Rechtsgrundlage für die Vorschreibung eines Verspätungszuschlages ist § 135 BAO. Die Vorschreibung liegt, sofern die Verspätung nicht entschuldbar ist, dem Grunde und der Höhe nach im Ermessen der Abgabenbehörde. Dabei ist das Ausmaß der Fristüberschreitung, die Höhe des erzielten finanziellen Vorteils, das bisherige steuerliche Verhalten, der Grad des Verschuldens und die wirtschaftlichen Verhältnisse des Abgabepflichtigen zu berücksichtigen. Unter Berücksichtigung dieser Umstände kommt das Bundesfinanzgericht zum Ergebnis, dass die Nichtabgabe der Abgabenerklärung nicht entschuldbar ist und die Vorschreibung des Verspätungszuschlages dem Grunde nach gerechtfertigt wäre.

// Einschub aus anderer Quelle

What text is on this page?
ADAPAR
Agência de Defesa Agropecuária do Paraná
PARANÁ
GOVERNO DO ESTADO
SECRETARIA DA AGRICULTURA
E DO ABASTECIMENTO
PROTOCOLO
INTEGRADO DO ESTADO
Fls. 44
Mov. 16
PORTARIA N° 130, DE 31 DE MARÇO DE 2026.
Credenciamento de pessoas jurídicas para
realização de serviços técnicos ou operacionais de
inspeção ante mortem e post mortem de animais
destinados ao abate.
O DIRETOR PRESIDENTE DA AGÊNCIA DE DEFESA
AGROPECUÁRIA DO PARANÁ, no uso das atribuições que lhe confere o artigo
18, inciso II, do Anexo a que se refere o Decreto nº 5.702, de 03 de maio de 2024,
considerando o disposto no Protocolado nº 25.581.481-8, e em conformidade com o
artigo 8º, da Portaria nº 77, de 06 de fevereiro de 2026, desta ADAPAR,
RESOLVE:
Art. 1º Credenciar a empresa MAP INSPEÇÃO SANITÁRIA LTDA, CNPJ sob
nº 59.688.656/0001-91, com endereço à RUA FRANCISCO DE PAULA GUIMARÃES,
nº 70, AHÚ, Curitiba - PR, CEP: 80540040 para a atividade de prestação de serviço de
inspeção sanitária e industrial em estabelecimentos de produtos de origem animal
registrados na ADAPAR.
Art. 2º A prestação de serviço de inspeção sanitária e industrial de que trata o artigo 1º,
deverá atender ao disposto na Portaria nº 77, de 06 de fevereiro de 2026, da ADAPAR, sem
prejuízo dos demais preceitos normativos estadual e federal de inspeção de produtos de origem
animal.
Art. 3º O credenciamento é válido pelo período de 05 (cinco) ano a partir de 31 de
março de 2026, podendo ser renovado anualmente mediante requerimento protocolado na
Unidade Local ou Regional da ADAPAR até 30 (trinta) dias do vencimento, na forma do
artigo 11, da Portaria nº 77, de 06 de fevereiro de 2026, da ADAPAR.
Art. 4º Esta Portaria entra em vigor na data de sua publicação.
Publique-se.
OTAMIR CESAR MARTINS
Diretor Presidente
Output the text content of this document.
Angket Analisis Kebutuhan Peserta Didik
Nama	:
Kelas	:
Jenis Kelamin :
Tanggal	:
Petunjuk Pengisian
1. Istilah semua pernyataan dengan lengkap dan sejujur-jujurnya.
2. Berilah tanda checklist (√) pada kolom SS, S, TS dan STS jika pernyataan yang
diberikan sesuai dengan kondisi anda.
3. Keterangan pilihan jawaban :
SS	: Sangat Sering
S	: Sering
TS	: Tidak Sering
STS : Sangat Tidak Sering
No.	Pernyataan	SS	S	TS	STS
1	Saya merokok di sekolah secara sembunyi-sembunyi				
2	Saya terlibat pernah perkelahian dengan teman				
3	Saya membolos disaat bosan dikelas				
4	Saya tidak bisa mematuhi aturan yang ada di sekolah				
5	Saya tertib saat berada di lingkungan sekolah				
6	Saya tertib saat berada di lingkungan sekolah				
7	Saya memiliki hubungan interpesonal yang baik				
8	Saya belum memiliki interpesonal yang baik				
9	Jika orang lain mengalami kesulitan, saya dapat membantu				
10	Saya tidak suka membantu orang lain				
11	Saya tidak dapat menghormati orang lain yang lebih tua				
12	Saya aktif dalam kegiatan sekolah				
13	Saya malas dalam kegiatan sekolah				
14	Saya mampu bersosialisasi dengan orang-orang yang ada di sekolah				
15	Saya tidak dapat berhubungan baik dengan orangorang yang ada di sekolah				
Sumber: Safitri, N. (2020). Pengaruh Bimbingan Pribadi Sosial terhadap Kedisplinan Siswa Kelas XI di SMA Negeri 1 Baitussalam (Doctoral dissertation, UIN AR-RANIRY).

Die Höhe aber wird insbesondere auf Grund der wirtschaftlichen Verhältnisse des Bf. mit 2 % als ausreichend erachtet. Da dabei der Verspätungszuschlag den Betrag von € 50,00 nicht erreicht, ist dieser nicht festzusetzen.

Gegen diese Entscheidung ist gemäß Art. 133 Abs.4 B-VG eine Revision unzulässig, da das Erkenntnis nicht von der Lösung einer Rechtsfrage abhängt, der grundsätzliche Bedeutung zukommt, insbesondere weil das Erkenntnis nicht von der Rechtsprechung des Verwaltungsgerichtshofes abweicht, eine solche Rechtsprechung fehlt oder die zu lösende Rechtsfrage in der bisherigen Rechtsprechung des Verwaltungsgerichtshofes nicht einheitlich beantwortet wird.